Completed projects

Youtopia: Causal Databases

Spatial Indexing

Data Privacy

Games and Simulations


DBToaster: A compiler for database engines. DBToaster is a novel SQL compiler that generates database engines for high-performance main-memory processing of streaming data. In a nutshell, DBToaster aggressively compiles aggregate queries to incremental (or delta-) form, enabling stream data to be processed highly efficiently, in contrast to today's operator-centric query plan interpreters. The DBToaster compiler produces database engines in native code to perform incremental view maintenance of continuous queries posed on update streams. Update streams cannot be addressed efficiently by today's systems, and one clear motivating application is that of algorithmic trading on orderbook data, where buy and sell orders on an exchange's orderbooks are updated arbitrarily.

MayBMS: An uncertain database management system. Incompleteness of data is a problem that often arises in practice. Examples include scientific databases, data integration, sensor data management, as well as scenarios where information is manually entered and is therefore prone to mistakes and incompleteness.
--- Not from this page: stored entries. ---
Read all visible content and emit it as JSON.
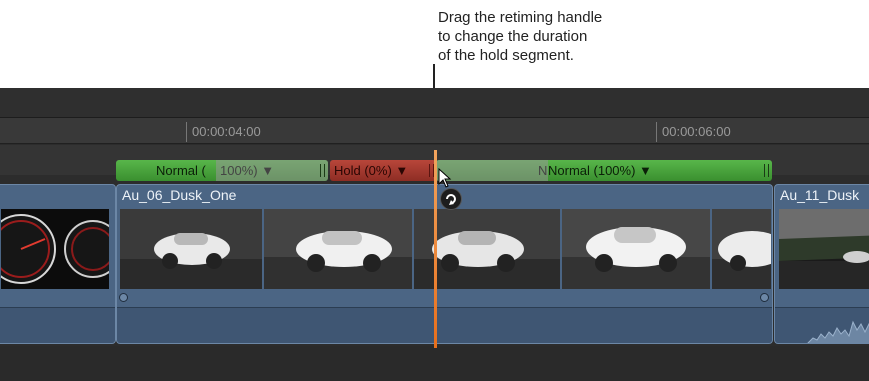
{
  "callout": {
    "lines": [
      "Drag the retiming handle",
      "to change the duration",
      "of the hold segment."
    ]
  },
  "ruler": {
    "timecodes": [
      "00:00:04:00",
      "00:00:06:00"
    ]
  },
  "retime": {
    "segments": [
      {
        "label": "Normal (",
        "faded": "100%) ▼",
        "type": "normal"
      },
      {
        "label": "Hold (0%) ▼",
        "type": "hold"
      },
      {
        "label": "Normal (100%) ▼",
        "faded_prefix": "N",
        "type": "normal"
      }
    ]
  },
  "clips": [
    {
      "title": ""
    },
    {
      "title": "Au_06_Dusk_One"
    },
    {
      "title": "Au_11_Dusk"
    }
  ],
  "colors": {
    "timeline_bg": "#2c2c2c",
    "clip_blue": "#4b6584",
    "retime_green": "#4aa23c",
    "retime_red": "#a53b30",
    "playhead_orange": "#ee7f24"
  },
  "icons": {
    "cursor": "arrow-pointer-icon",
    "retime_handle": "retime-handle-icon"
  }
}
MayBMS is a system for the efficient management of large uncertain databases. Its main features include a powerful query language for processing uncertain data, space-efficient storage of uncertain and probabilistic data, support for data cleaning, and efficient query evaluation.

Petabyte Data Management and Analysis Services for Data-Driven Science. The rapid growth in the generation of digital data is changing computational science in a fundamental way. Traditionally, the scope of computational problems was limited by the available processing power. But today, many problems are extremely data-intensive, and the lack of large-scale storage infrastructure creates a new bottleneck. Thus, modern data-intensive applications need high-performance computational resources and a system in which the computational resources are tightly coupled with large-scale storage. The goal of this project is to develop such a system to enable users to focus on their scientific tasks, freeing them from having to set up an increasingly complex data-processing infrastructure.

Hilda: A High-Level Language for Data-Driven Web Applications. An important class of applications is data-driven web applications, i.e., web applications that are run on top of a back-end database system. Examples of such applications include online shopping sites, online auctions, and business-to-business portals. While developing data-driven web applications is a complex and challenging task, the application development interface provided by existing platforms is often too low-level or does not provide a unified model for the whole application stack. Hilda addresses the above shortcomings by providing a high-level language for developing data-driven web applications. The primary benefits of Hilda over existing development platforms are: (a) it uses a unified data model for all layers of the application, (b) it is declarative, (c) it models both application queries and updates, (d) it supports structured programming for web sites, (e) it enables conflict detection due to concurrent updates, and (f) it separates application logic from presentation.

Cayuga: Event Stream Processing. Publish/Subscribe is a popular paradigm for users to express their interests ("subscriptions") in certain kinds of events ("publications"). It allows efficient asynchronous interaction among distributed applications. For many years it has been an active field of research, with topics spanning active databases, event systems, high performance implementations of pub/sub, and distributed pub/sub. Today, a publish/subscribe system is part of a typical message-oriented middleware, and major vendors sell products with the functionality of message brokers. Traditional publish/subscribe (pub/sub) systems such as topic-based and content-based pub/sub systems have a major limitation: They only allow users to express stateless subscriptions that are evaluated over individual events that arrive at the system. However, many applications require the ability to handle stateful subscriptions that involve more than a single event, and users need to be notified with customized witness events as soon as one of their stateful subscriptions is satisfied. In Cayuga, we are building a system for such stateful event processing.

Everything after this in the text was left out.